Para Delfim, a crise econômica não vai gerar muitas preocupações para os candidatos às eleições presidenciais do próximo ano, pois ele acredita que o Produto Interno Bruto (PIB) terá um crescimento de até 4% em 2010, afastando definitivamente os “vendedores de óleo de cobra” que costumam aparecer em épocas de crise com soluções para todos os problemas.

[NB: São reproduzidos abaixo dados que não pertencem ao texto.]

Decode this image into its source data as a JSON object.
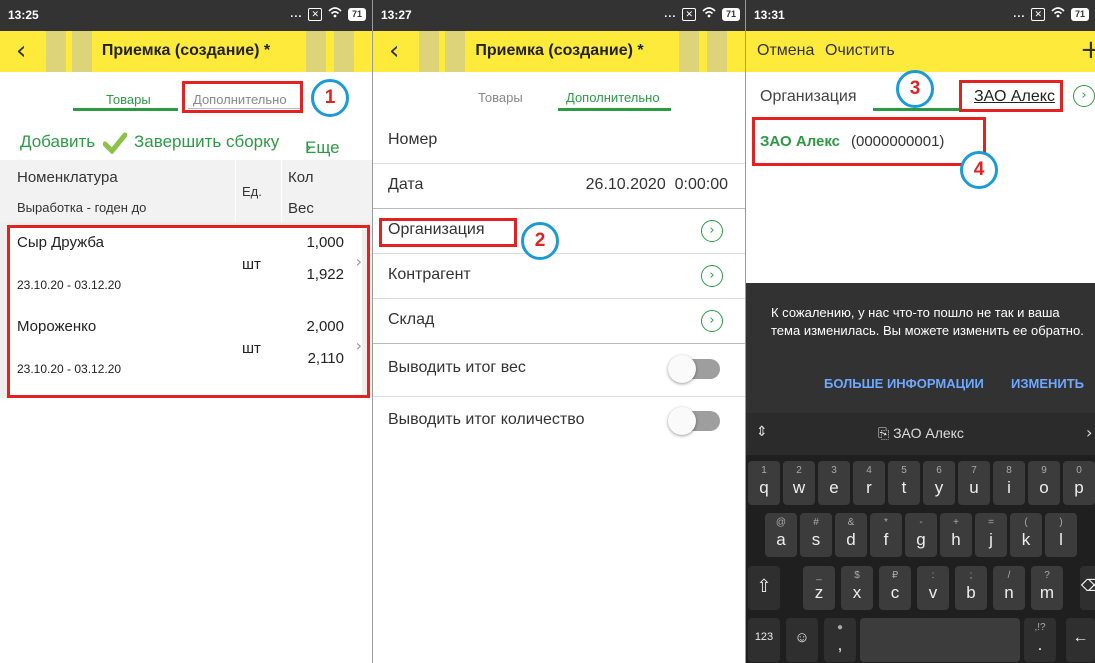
{
  "panel1": {
    "time": "13:25",
    "status_dots": "...",
    "battery": "71",
    "title": "Приемка (создание) *",
    "tabs": [
      "Товары",
      "Дополнительно"
    ],
    "toolbar": {
      "add": "Добавить",
      "finish": "Завершить сборку",
      "more": "Еще"
    },
    "columns": {
      "nomenclature": "Номенклатура",
      "output": "Выработка - годен до",
      "unit": "Ед.",
      "qty": "Кол",
      "weight": "Вес"
    },
    "rows": [
      {
        "name": "Сыр Дружба",
        "unit": "шт",
        "qty": "1,000",
        "weight": "1,922",
        "dates": "23.10.20 - 03.12.20"
      },
      {
        "name": "Мороженко",
        "unit": "шт",
        "qty": "2,000",
        "weight": "2,110",
        "dates": "23.10.20 - 03.12.20"
      }
    ],
    "badge": "1"
  },
  "panel2": {
    "time": "13:27",
    "status_dots": "...",
    "battery": "71",
    "title": "Приемка (создание) *",
    "tabs": [
      "Товары",
      "Дополнительно"
    ],
    "fields": {
      "number": "Номер",
      "date": "Дата",
      "date_value": "26.10.2020  0:00:00",
      "organization": "Организация",
      "counterparty": "Контрагент",
      "warehouse": "Склад",
      "show_weight": "Выводить итог вес",
      "show_qty": "Выводить итог количество"
    },
    "badge": "2"
  },
  "panel3": {
    "time": "13:31",
    "status_dots": "...",
    "battery": "71",
    "cancel": "Отмена",
    "clear": "Очистить",
    "plus": "+",
    "field_label": "Организация",
    "field_value": "ЗАО Алекс",
    "result_name": "ЗАО Алекс",
    "result_code": "(0000000001)",
    "snackbar": {
      "message": "К сожалению, у нас что-то пошло не так и ваша тема изменилась. Вы можете изменить ее обратно.",
      "more_info": "БОЛЬШЕ ИНФОРМАЦИИ",
      "change": "ИЗМЕНИТЬ"
    },
    "keyboard": {
      "suggestion": "ЗАО Алекс",
      "row1": [
        {
          "h": "1",
          "m": "q"
        },
        {
          "h": "2",
          "m": "w"
        },
        {
          "h": "3",
          "m": "e"
        },
        {
          "h": "4",
          "m": "r"
        },
        {
          "h": "5",
          "m": "t"
        },
        {
          "h": "6",
          "m": "y"
        },
        {
          "h": "7",
          "m": "u"
        },
        {
          "h": "8",
          "m": "i"
        },
        {
          "h": "9",
          "m": "o"
        },
        {
          "h": "0",
          "m": "p"
        }
      ],
      "row2": [
        {
          "h": "@",
          "m": "a"
        },
        {
          "h": "#",
          "m": "s"
        },
        {
          "h": "&",
          "m": "d"
        },
        {
          "h": "*",
          "m": "f"
        },
        {
          "h": "-",
          "m": "g"
        },
        {
          "h": "+",
          "m": "h"
        },
        {
          "h": "=",
          "m": "j"
        },
        {
          "h": "(",
          "m": "k"
        },
        {
          "h": ")",
          "m": "l"
        }
      ],
      "row3": [
        {
          "h": "_",
          "m": "z"
        },
        {
          "h": "$",
          "m": "x"
        },
        {
          "h": "₽",
          "m": "c"
        },
        {
          "h": ":",
          "m": "v"
        },
        {
          "h": ";",
          "m": "b"
        },
        {
          "h": "/",
          "m": "n"
        },
        {
          "h": "?",
          "m": "m"
        }
      ],
      "num_key": "123",
      "comma": ",",
      "period": ".",
      "period_hint": ",!?"
    },
    "badges": [
      "3",
      "4"
    ]
  },
  "colors": {
    "appbar": "#fdea3b",
    "accent_green": "#2c9a43",
    "annotation_red": "#e32121",
    "annotation_blue": "#1a9ad6"
  }
}
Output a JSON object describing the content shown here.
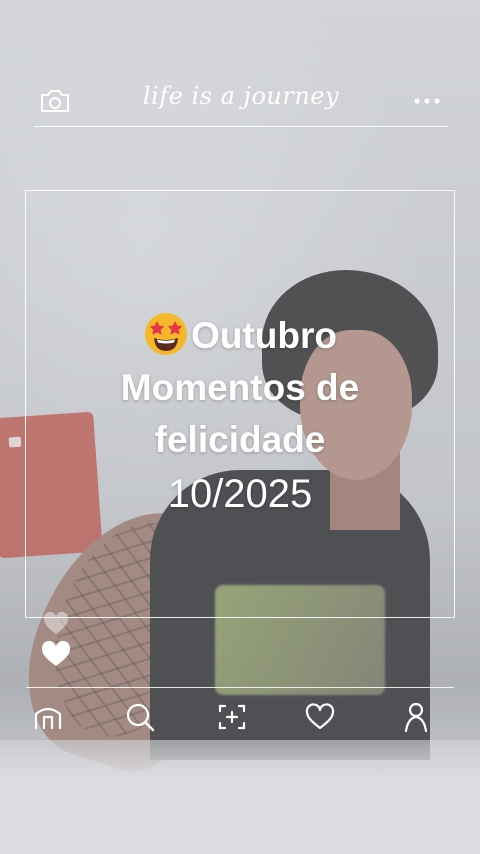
{
  "header": {
    "tagline": "life is a journey",
    "camera_icon": "camera-icon",
    "more_icon": "more-dots-icon"
  },
  "caption": {
    "emoji": "star-struck-emoji",
    "line1": "Outubro",
    "line2": "Momentos de",
    "line3": "felicidade",
    "date": "10/2025"
  },
  "reactions": {
    "icon": "heart-icon"
  },
  "nav": {
    "items": [
      {
        "icon": "home-icon"
      },
      {
        "icon": "search-icon"
      },
      {
        "icon": "add-post-icon"
      },
      {
        "icon": "heart-icon"
      },
      {
        "icon": "profile-icon"
      }
    ]
  },
  "colors": {
    "overlay_line": "#ffffff",
    "text": "#ffffff"
  }
}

“O cenário para o ano que vem é que, na eleição, vamos estar rodando a 3,8%, a 4%. Isso é uma coisa interessante porque significa que o Brasil vai se libertar. Se você fizesse a eleição num processo recessivo, os vendedores de óleo de cobra, que são o remédio que trata desde unha encravada até câncer, iriam abundar no Brasil, fazendo um estrago danado. Crescendo como eu acho que vai estar crescendo, só vão sobrar realmente os candidatos viáveis e razoáveis”, disse ele.
Delfim disse que o momento crítico da crise passou pelo Brasil no quarto trimestre do ano passado, e a economia agora já está dando sinais de recuperação. Ele destacou as reservas de petróleo na chamada camada pré-sal como uma das vantagens do país para superar a crise mundial.
“O pré-sal é uma mudança completa. O que abortava o crescimento do Brasil, e o que sempre abortou, era ou crise de energia, ou crise em conta corrente. O pré-sal resolve os dois ao mesmo tempo. Está a 300 quilômetros da praia e a seis mil metros de profundidade. Mas sabemos como ir até lá”, ressaltou.